Estefanía estaba obsesionada con esa palabra desde hacía varios días.

– Máscara, máscara.

Quizás la había visto escrita en algún cartel publicitario. Ya se sabe que los publicistas usan ese tipo de estrategias para sugestionar y meter ideas en la parte de atrás de nuestra mente. El caso es que no era una obsesión enfermiza ni le causaba ninguna desazón. Le parecía algo tan absurdo que incluso sonreía complaciente cuando repetía “máscara” frente al espejo del baño. Estefanía sabía que cuando llegara el momento comprendería por qué esa palabra se había instalado en su cabeza para quedarse. No tardó mucho en vestirse y salir al porche de la casa donde le esperaba ansioso Milo, un majestuoso labrador negro, para salir a pasear. El otoño de aquel 1988 fue particularmente suave en Sitges y Estefanía solía pasar las mañanas junto a Milo en la playa de San Sebastián. Era tal la atracción que sentía por el mar que parecía como si éste la observara a ella, y no al revés. Estefanía perdía la noción del tiempo en aquellas mañanas en la playa, y en su cabeza sólo rondaba una idea: «Máscara».

La brisa del mar ondeaba unos metros más allá la larga melena de dos esbeltos jóvenes que parecían mirar al mar con una cierta melancolía. El más moreno de los dos parecía recostarse cansado en el otro, apoyando su tez lánguida sobre su hombro. A Estefanía le resultó atractiva aquella escena, aunque de un modo extraño y no podía evitar observarlos disimuladamente. Recordó algo que había leído unos días atrás en un tratado filosófico sobre estética y belleza: Das Unheimliche. Algo así como la sensación de estar frente a algo bello, familiar y conocido que, pese a ello, produce un sentimiento incómodo y de rechazo. Su corazón le decía que en medio de aquella situación de amor melancólico se hallaba algo importante para ella, y al mismo tiempo sentía que esos hombres que se abrazaban frente a ella estaban, a su vez, perdiendo algo. No podía evitar sentir, que esos dos «algo» eran la misma cosa o que, de algún modo, estaban conectados. La pareja permaneció unos minutos más frente a la orilla del mar mientras Estefanía los oía hablar pausadamente; distinguía un acento andaluz, aunque no alcanzaba a discernir lo que se decían. Cuando los muchachos se marcharon hacia el paseo marítimo, Estefanía los siguió con la mirada hasta que éstos hubieron desaparecido tras los paseantes que iban de aquí para allá. En aquel momento Estefanía no comprendió la relevancia que aquel breve encuentro tendría en su vida. Miró su reloj preocupada y se levantó de un salto.

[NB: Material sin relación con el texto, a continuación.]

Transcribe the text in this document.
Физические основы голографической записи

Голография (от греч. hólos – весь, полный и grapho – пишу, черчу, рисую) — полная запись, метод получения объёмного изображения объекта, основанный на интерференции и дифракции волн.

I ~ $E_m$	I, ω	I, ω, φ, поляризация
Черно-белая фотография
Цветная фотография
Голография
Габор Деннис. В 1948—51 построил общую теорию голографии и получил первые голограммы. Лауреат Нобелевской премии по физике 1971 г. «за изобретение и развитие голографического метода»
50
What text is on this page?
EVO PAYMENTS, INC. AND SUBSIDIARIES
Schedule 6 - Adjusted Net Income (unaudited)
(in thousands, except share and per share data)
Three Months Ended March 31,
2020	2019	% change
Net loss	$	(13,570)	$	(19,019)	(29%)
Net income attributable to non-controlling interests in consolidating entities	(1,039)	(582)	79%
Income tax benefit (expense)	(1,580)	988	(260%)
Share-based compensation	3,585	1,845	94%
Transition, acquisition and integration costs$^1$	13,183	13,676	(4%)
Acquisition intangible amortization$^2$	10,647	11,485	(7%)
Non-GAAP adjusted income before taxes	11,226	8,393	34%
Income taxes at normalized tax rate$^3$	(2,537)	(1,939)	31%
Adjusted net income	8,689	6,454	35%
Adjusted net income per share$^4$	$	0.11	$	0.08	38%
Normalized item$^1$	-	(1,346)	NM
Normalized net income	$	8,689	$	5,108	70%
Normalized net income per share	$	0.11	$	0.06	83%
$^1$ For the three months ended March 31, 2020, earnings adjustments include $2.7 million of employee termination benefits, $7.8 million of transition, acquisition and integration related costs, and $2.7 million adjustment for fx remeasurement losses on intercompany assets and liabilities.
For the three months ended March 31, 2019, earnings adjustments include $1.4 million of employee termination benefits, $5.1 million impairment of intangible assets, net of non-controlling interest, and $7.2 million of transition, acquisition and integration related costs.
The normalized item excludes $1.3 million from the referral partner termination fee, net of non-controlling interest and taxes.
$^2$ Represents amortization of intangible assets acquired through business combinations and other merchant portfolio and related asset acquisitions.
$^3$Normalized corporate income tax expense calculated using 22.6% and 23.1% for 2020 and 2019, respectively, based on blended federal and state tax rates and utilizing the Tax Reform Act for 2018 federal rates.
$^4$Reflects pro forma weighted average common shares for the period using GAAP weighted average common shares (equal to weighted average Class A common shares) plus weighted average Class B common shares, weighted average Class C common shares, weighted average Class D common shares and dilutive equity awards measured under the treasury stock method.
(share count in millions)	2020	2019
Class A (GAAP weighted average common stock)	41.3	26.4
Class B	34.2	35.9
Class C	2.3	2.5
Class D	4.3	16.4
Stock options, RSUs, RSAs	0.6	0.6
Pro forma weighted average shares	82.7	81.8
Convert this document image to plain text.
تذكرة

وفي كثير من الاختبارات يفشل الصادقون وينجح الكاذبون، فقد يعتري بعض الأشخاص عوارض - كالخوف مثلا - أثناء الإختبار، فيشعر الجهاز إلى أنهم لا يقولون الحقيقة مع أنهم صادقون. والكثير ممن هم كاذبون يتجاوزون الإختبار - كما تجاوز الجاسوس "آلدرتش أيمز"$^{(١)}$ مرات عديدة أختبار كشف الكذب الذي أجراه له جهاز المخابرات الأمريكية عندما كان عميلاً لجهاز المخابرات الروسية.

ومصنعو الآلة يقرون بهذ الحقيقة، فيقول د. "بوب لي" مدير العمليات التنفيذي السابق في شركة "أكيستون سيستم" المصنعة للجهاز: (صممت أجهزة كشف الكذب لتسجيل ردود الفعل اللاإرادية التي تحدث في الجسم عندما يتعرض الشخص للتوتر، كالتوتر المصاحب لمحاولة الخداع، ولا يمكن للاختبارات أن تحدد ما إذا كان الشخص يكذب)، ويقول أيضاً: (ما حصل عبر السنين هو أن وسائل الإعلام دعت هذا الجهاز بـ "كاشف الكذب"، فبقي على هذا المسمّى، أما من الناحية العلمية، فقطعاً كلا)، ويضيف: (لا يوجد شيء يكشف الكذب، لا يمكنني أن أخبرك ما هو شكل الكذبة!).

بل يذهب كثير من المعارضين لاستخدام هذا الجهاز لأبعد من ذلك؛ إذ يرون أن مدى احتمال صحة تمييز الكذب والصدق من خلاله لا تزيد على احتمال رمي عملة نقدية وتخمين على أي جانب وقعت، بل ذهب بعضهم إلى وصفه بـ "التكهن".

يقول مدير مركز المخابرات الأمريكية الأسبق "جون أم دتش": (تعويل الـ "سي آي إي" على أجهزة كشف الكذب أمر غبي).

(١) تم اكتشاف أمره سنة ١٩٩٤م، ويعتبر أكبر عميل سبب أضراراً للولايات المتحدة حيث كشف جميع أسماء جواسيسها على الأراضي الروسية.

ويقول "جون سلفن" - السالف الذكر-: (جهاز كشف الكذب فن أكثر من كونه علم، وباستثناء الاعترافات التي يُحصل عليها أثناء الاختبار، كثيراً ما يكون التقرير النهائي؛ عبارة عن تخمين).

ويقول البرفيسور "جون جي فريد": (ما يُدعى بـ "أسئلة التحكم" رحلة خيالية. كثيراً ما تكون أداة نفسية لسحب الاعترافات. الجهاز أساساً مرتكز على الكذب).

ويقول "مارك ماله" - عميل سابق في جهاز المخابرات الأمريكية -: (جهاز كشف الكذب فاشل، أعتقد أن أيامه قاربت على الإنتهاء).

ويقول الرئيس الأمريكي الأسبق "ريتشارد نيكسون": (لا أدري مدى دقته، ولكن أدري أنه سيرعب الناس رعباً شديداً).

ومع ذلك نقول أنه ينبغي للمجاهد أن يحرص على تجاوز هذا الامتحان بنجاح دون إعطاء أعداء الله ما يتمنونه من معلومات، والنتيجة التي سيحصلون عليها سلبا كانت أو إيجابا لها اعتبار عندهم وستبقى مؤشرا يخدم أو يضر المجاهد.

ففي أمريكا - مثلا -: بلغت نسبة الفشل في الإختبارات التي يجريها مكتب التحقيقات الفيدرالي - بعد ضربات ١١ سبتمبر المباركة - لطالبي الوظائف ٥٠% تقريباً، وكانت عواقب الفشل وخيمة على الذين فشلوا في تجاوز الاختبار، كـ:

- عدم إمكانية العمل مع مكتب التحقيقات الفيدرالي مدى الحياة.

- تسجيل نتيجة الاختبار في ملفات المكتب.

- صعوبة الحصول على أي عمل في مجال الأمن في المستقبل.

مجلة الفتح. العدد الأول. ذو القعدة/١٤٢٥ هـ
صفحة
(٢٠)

–       ¡Milo! ¡Milo! ¡Vamos, rápido! Mamá debe estar esperándonos hace rato.

Milo, que se encontraba en la orilla jugando con las olas salió corriendo detrás de Estefanía como invadido por un repentino torbellino de felicidad. La muchacha y el perro se adentraron por las calles del pueblo caminando a buen ritmo en dirección a la plaza industria, donde solía desayunar con su madre casi cada mañana. Perro y ama habían desarrollado una gran destreza para esquivar a las turbas de señoras con carritos de la compra y repartidores que cada mañana inundaban las calles del centro. Cuando ya se acercaba al restaurante donde había quedado con su madre, Estefanía pudo distinguir la figura alta y delgada de María sentada en un taburete junto a la barra encendiéndose un pitillo. Era un antiguo restaurante regentado por una amable pareja de ancianos. Ambas pidieron café con leche, ensalada de fruta y una tostada de pà de pagès. Milo se quedó tumbado bajo la mesa, donde el camarero le había puesto un recipiente con agua fresca que el perro se tomó con tanta avidez que casi fue más la que tiró por el suelo que la que bebió.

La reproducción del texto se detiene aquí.